On the other hand, the arguments for the Egyptians, or Chaldeans being the originators depend solely on the tradition handed down by many, that one or other are the oldest people in the world, with the oldest civilization, and they have long cultivated astronomy. More precise information, however, seems to render these traditions, to say the least, doubtful, and certainly incapable of overthrowing the arguments adduced above.
CHAPTER IV.
THE ZODIAC.
The zodiac, as already stated, is the course in the heavens apparently pursued by the sun in his annual journey through the stars. Let us consider for a moment, however, the series of observations and reflections that must have been necessary to trace this zone as representing such a course.
First, the diurnal motion of the whole heavens from east to west must have been noticed during the night, and the fact that certain stars never set, but turn in a circle round a fixed point. What becomes then, the next question would be, of those stars that do descend beneath the horizon, since they rise in the same relative positions as those in which they set. They could not be thought to be destroyed, but must complete the part of the circle that is invisible beneath the earth. The possibility of any stars finding a path beneath the earth must have led inevitably to the conception of the earth as a body suspended in the centre with nothing to support it. But leaving this alone, it would also be concluded that the sun went with the stars, and was in a certain position among them, even when both they and it were invisible. The next observations necessary would be that the zodiacal constellations visible during the nights of winter were not the same as those seen in summer, that such and such a group of stars passed the meridian at midnight at a certain time, and that six months afterwards the group exactly opposite in the heavens passed at the same hour. Now since at midnight the sun will be exactly opposite the meridian, if it continues uniformly on its course, it will be among that group of stars that is opposite the group that culminates at midnight, and so the sign of the zodiac the sun occupies would be determined.
This method would be checked by comparisons made in the morning and evening with the constellations visible nearest to the sun at its rising and setting.
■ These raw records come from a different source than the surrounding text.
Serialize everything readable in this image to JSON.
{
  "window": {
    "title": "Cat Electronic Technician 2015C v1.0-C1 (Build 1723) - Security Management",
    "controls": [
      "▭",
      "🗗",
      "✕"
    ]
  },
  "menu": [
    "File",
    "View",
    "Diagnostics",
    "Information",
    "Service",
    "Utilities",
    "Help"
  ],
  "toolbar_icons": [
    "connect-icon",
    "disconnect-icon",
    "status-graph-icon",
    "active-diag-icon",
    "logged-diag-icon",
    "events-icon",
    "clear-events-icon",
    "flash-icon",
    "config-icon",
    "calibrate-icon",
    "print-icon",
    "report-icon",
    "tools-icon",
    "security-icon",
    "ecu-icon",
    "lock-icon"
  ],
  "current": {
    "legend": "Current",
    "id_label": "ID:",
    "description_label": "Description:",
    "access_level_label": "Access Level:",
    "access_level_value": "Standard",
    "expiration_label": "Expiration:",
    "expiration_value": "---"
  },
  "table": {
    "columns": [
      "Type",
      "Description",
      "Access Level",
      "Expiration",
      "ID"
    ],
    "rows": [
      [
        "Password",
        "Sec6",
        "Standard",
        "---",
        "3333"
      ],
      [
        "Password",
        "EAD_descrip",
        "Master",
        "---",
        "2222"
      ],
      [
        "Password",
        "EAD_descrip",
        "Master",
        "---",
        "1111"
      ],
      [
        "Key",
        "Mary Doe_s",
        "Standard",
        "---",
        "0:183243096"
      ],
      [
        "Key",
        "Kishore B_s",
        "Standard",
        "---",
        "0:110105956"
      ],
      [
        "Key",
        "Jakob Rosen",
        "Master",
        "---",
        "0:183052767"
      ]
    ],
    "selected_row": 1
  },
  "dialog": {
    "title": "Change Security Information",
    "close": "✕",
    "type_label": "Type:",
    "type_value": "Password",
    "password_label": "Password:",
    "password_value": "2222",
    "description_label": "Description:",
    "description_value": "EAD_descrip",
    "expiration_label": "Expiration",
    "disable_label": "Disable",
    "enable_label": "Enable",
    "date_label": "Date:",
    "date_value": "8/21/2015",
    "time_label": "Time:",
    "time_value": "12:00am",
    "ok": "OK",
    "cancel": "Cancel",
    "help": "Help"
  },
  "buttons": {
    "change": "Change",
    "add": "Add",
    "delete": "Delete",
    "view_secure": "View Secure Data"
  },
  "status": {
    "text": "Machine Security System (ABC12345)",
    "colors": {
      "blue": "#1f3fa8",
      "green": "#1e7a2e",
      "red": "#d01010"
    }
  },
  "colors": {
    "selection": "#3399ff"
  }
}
The difficulty and indirectness of these observations would make it probable that originally the zodiac would be determined rather by the path of the moon, which follows nearly the same path as the sun, and which could be observed at the same time as, and actually associated with, the constellations. Now the moon is found each night so far to the east of its position on the previous night that it accomplishes the whole circumference in twenty-seven days eight hours. The two nearest whole number of days have generally been reckoned, some taking twenty-eight, and others twenty-seven. The zodiac, or, as the Chinese called it, the Yellow Way, was thus divided into twenty-eight parts, which were called Nakshatras (mansions, or hotels), because the moon remains in each of them for a period of twenty-four hours. These mansions were named after the brightest stars in each, though sometimes they went a long way off to fix upon a characteristic star, as in the sixteenth Indian constellation, Vichaca, which was named after the Northern Crown, in latitude 40°. This arose from the brightness of the moon extinguishing the light of those that lie nearest to it.
This method of dividing the zodiac was very widely spread, and was common to almost all ancient nations. The Chinese have twenty-eight constellations, but the word siou does not mean a group of stars, but simply a mansion or hotel. In the Coptic and ancient Egyptian the word for constellation has the same meaning. They also had twenty-eight, and the same number is found among the Arabians, Persians, and Indians. Among the Chaldeans, or Accadians, we find no sign of the number twenty-eight. The ecliptic or "Yoke of the Sky," with them, as we see in the newly-discovered tablets, was divided into twelve divisions as now, and the only connection that can be imagined between this and the twenty-eight is the opinion of M. Biot, who thinks that the Chinese had originally only twenty-four mansions, four more being added by Chenkung (B.C. 1100), and that they corresponded with the twenty-four stars, twelve to the north and twelve to the south, that marked the twelve signs of the zodiac among the Chaldeans. But under this supposition the twenty-eight has no reference to the moon, whereas we have every reason to believe that it has.